Its hard work coming up with a really great balanced chocolate chip cookie. I have mixed several recipes and trying to find the perfect one. For me, this is it. Slight crunch on the outside, very nice chew on the inside, balanced because of the different sugars and different chocolates. These were all enjoyed last night at a birthday party. The mixture of the m&ms in these were a request from the birthday boy!
1 stick unsalted butter, melted and cooled (I do this first so it adequate time to cool)
1/2 cup light brown sugar (for chew)
1/4 cup dark brown sugar (for depth of flavor)

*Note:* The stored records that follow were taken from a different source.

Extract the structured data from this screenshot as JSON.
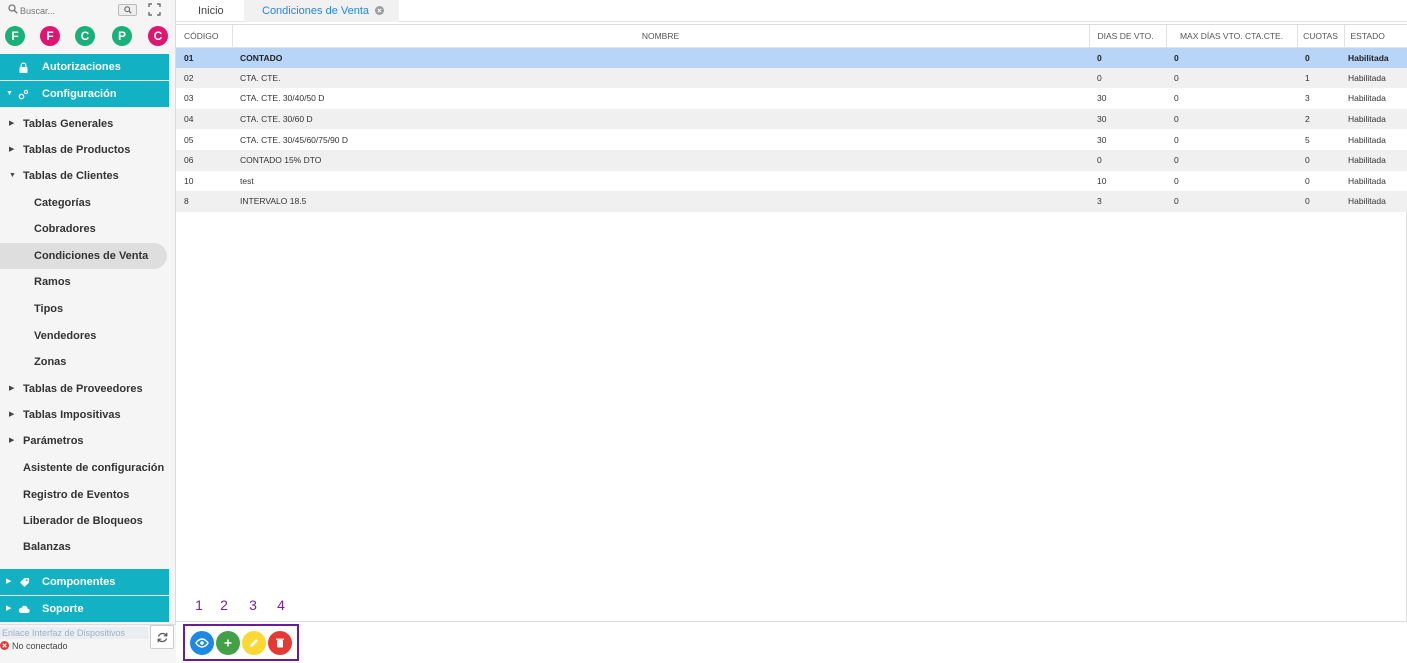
{
  "search": {
    "placeholder": "Buscar..."
  },
  "avatars": [
    {
      "letter": "F",
      "color": "#1ab07a"
    },
    {
      "letter": "F",
      "color": "#e0156f"
    },
    {
      "letter": "C",
      "color": "#1ab07a"
    },
    {
      "letter": "P",
      "color": "#1ab07a"
    },
    {
      "letter": "C",
      "color": "#e0156f"
    }
  ],
  "sidebar": {
    "autorizaciones": "Autorizaciones",
    "configuracion": "Configuración",
    "tablas_generales": "Tablas Generales",
    "tablas_productos": "Tablas de Productos",
    "tablas_clientes": "Tablas de Clientes",
    "clientes_items": [
      "Categorías",
      "Cobradores",
      "Condiciones de Venta",
      "Ramos",
      "Tipos",
      "Vendedores",
      "Zonas"
    ],
    "tablas_proveedores": "Tablas de Proveedores",
    "tablas_impositivas": "Tablas Impositivas",
    "parametros": "Parámetros",
    "asistente": "Asistente de configuración",
    "registro": "Registro de Eventos",
    "liberador": "Liberador de Bloqueos",
    "balanzas": "Balanzas",
    "componentes": "Componentes",
    "soporte": "Soporte",
    "device_label": "Enlace Interfaz de Dispositivos",
    "device_status": "No conectado"
  },
  "tabs": {
    "inicio": "Inicio",
    "condiciones": "Condiciones de Venta"
  },
  "table": {
    "headers": [
      "CÓDIGO",
      "NOMBRE",
      "DIAS DE VTO.",
      "MAX DÍAS VTO. CTA.CTE.",
      "CUOTAS",
      "ESTADO"
    ],
    "rows": [
      [
        "01",
        "CONTADO",
        "0",
        "0",
        "0",
        "Habilitada"
      ],
      [
        "02",
        "CTA. CTE.",
        "0",
        "0",
        "1",
        "Habilitada"
      ],
      [
        "03",
        "CTA. CTE. 30/40/50 D",
        "30",
        "0",
        "3",
        "Habilitada"
      ],
      [
        "04",
        "CTA. CTE. 30/60 D",
        "30",
        "0",
        "2",
        "Habilitada"
      ],
      [
        "05",
        "CTA. CTE. 30/45/60/75/90 D",
        "30",
        "0",
        "5",
        "Habilitada"
      ],
      [
        "06",
        "CONTADO 15% DTO",
        "0",
        "0",
        "0",
        "Habilitada"
      ],
      [
        "10",
        "test",
        "10",
        "0",
        "0",
        "Habilitada"
      ],
      [
        "8",
        "INTERVALO 18.5",
        "3",
        "0",
        "0",
        "Habilitada"
      ]
    ],
    "selected_index": 0
  },
  "actions": {
    "step_labels": [
      "1",
      "2",
      "3",
      "4"
    ],
    "buttons": [
      {
        "name": "view",
        "icon": "eye-icon",
        "color": "#1e88e5"
      },
      {
        "name": "add",
        "icon": "plus-icon",
        "color": "#43a047"
      },
      {
        "name": "edit",
        "icon": "pencil-icon",
        "color": "#fdd835"
      },
      {
        "name": "delete",
        "icon": "trash-icon",
        "color": "#e53935"
      }
    ]
  },
  "colors": {
    "teal": "#12b2c4",
    "selected_row": "#b8d4f7",
    "active_tab": "#1e88e5",
    "frame": "#6a1b9a"
  }
}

1/3 scant cup of white sugar (just because!)
1 egg plus 1 egg yolk
1 T vanilla
1 cup flour
1/2 cup plus 2 T bread flour
1/4 heaping tsp salt
1/4 heaping tsp baking soda
3/4 cup semi sweet (or mini baking m&ms)
3/4 cup dark chocolate (I used girardhelli in this batch)
Cream together the butter through the vanilla till light and fluffy (about 5 minutes). Mix together dry. Add just until incorporated. Fold in chocolate chips. Do not overmix. Bake at 350 for about 11 minutes – don’t overcook. I get about 30 cookies out of this – depending on the size.